Liv Westendorf, a first-year pre-med major, laughed as she recalled Brother Giovanni repeating "Welcome to the Marianist family!" early each morning with a booming laugh as our group shuffled sleepily into our communal breakfast space at the Otonga Foundation headquarters in Quito, grinning at us and holding out more colorful, new-to-us fruits that he'd collected the day before. "Let us be thankful for the people whose work and lives helped this fruit find its way to our table." His team's connections with folks from all sorts of backgrounds (from amphibian researchers down the road in Quito to farming families from quieter, waterfall-dotted communities in Ecuador's more rural areas) helped us foster real friendships in a matter of days.

"So many people here seem to have stronger ties to their community beyond individualism," said Lizzie Vear, a junior environmental biology major who helps coordinate Dayton's EarthFest. "Watching people sit outside their shops or market stalls, chatting in friendly ways with neighbors—it made me think of sitting on our campus porches back home in Dayton, and how it's rarer to see that in larger American society. We've seen just a fraction of people's stories here in Ecuador...it makes you think, how many other stories are unfolding all over the world?"

To echo Lizzie: how can we build real community in a fast-paced, sometimes fragmented world? Being open to relationships across perceived barriers is one way to start. "I was initially a bit nervous about connecting with the students at the local Malton School because of our language barrier," Matthew Grzesiak, a sophomore biochemistry and psychology double major, reflected. "But once we offered out a few mutual words and started kicking around a soccer ball, everyone was smiling, and those nerves disappeared."

"The world is so connected," Zach Rudich, a senior pre-med major, noted. "Whether it's taking a few seconds in the morning for quiet thanks for people whose work affects our lives in ways we can't see, or trying to ensure nothing goes to waste in our communities...we can take actions to make our lives a little more connected every day."
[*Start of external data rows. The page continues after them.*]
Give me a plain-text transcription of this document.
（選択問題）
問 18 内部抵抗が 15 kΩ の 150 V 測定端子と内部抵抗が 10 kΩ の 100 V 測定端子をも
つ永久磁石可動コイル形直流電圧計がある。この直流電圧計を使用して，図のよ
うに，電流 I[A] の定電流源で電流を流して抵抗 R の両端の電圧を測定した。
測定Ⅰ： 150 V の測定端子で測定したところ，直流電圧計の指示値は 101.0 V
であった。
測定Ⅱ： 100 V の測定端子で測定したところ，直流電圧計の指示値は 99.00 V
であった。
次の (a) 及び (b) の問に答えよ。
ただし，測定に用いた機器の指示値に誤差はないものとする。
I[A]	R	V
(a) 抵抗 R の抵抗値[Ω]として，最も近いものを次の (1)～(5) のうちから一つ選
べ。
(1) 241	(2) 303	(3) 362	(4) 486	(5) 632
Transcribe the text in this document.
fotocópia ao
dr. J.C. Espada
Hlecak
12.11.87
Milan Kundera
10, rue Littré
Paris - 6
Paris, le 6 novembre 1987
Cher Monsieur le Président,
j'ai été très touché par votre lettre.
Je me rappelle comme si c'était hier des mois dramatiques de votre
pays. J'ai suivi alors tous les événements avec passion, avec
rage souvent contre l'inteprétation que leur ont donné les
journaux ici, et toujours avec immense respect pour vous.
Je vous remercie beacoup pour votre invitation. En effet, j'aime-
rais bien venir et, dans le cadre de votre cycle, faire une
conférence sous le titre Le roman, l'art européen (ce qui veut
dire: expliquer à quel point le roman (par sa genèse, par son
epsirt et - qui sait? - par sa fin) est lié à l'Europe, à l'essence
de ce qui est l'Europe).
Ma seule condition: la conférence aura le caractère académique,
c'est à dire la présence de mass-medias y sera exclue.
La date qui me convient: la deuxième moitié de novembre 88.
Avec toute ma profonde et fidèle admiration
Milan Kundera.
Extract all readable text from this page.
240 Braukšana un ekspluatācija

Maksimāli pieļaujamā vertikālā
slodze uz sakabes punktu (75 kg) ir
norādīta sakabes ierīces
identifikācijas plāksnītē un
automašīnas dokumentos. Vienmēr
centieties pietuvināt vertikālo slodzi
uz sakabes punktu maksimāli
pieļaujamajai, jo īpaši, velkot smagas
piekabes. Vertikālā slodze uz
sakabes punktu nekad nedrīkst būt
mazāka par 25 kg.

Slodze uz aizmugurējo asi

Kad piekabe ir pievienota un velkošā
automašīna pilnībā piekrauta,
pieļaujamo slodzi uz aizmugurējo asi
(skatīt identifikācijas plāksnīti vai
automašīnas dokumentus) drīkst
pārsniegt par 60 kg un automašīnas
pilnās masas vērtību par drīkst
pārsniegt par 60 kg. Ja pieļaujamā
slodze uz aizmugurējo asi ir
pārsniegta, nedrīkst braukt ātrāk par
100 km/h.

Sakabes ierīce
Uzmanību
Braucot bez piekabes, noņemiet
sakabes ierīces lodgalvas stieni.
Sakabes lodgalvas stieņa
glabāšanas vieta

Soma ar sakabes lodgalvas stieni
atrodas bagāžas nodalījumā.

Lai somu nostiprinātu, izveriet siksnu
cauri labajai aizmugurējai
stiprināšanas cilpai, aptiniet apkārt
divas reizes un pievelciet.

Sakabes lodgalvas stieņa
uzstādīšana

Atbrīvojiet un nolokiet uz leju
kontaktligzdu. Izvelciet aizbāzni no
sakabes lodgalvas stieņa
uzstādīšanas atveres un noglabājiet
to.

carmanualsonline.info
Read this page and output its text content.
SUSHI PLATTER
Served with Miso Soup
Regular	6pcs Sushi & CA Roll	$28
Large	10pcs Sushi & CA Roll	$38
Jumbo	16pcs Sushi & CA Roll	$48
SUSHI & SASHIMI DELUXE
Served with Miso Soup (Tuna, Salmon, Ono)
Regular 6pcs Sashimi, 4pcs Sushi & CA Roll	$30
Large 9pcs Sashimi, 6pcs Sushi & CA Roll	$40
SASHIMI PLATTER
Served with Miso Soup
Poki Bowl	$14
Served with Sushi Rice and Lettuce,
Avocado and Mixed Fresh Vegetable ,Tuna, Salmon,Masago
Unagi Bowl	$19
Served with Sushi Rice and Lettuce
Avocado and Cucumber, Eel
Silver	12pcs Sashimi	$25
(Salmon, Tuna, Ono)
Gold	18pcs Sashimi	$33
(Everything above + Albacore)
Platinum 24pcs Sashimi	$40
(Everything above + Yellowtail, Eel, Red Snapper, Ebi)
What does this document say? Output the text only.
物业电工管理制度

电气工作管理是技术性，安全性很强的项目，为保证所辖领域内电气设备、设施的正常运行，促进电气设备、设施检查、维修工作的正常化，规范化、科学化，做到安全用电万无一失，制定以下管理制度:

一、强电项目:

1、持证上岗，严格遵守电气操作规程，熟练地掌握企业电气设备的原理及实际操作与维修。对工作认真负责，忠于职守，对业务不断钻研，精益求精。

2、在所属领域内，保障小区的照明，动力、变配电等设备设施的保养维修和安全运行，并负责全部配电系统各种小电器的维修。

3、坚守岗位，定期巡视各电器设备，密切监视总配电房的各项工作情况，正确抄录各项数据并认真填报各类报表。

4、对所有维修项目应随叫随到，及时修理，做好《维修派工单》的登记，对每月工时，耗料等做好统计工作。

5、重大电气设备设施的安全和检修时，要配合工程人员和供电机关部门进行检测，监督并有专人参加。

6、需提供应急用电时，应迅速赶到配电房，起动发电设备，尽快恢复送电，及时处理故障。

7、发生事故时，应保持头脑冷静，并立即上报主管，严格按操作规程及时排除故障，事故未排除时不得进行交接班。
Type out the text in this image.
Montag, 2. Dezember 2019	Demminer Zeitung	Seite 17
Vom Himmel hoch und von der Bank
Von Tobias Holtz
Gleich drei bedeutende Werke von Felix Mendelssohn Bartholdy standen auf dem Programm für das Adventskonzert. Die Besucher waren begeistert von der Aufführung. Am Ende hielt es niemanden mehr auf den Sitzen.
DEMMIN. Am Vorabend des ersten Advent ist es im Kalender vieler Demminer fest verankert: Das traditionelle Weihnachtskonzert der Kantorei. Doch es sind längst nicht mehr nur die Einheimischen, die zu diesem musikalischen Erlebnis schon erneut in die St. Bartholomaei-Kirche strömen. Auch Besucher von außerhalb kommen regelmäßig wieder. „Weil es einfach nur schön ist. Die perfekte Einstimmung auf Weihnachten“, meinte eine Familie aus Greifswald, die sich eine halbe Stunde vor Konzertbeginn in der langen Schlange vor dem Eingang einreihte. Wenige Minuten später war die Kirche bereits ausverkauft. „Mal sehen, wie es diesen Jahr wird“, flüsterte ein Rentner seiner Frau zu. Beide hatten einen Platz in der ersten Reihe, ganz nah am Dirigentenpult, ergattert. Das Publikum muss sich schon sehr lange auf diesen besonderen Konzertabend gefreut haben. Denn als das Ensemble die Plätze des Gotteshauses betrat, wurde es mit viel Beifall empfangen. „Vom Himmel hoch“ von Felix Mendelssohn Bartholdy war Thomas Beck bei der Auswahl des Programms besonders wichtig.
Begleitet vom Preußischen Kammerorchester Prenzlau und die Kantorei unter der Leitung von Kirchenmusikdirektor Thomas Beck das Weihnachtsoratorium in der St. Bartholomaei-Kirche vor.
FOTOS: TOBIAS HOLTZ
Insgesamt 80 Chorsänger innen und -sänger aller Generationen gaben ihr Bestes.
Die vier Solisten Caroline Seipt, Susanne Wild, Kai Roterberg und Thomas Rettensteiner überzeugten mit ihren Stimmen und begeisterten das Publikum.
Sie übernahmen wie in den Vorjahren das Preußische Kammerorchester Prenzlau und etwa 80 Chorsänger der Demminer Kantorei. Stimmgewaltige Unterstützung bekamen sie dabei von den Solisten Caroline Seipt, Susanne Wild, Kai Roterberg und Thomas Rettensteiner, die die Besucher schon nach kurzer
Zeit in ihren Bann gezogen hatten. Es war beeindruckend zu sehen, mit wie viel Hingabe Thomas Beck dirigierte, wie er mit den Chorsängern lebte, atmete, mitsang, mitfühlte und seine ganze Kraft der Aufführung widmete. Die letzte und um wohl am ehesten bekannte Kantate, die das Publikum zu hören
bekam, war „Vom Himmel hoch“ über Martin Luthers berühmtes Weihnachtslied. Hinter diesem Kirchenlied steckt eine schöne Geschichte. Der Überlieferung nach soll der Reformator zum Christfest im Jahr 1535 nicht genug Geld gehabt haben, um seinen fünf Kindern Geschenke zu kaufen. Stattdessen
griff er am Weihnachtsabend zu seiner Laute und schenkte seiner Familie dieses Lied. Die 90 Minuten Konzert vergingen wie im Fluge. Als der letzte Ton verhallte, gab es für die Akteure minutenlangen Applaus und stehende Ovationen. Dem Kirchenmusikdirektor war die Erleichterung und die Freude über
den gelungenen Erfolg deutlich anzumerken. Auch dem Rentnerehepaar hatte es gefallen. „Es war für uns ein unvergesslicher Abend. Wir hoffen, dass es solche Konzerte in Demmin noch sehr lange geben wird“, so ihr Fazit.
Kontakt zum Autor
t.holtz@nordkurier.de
The late poet Mary Oliver wrote that "attention is the beginning of devotion." On this extraordinary Breakout immersion trip, our travel group of relative strangers became a family; moreover, we were lucky to take part in a crash course on paying attention to life's intricacies and little wonders. I can only hope that the beauty and hospitality we encountered on city streets and amid soaring forests in Ecuador will help us see the interconnections between life's joys and challenges back home, and in all the other places and spaces our wandering feet take us.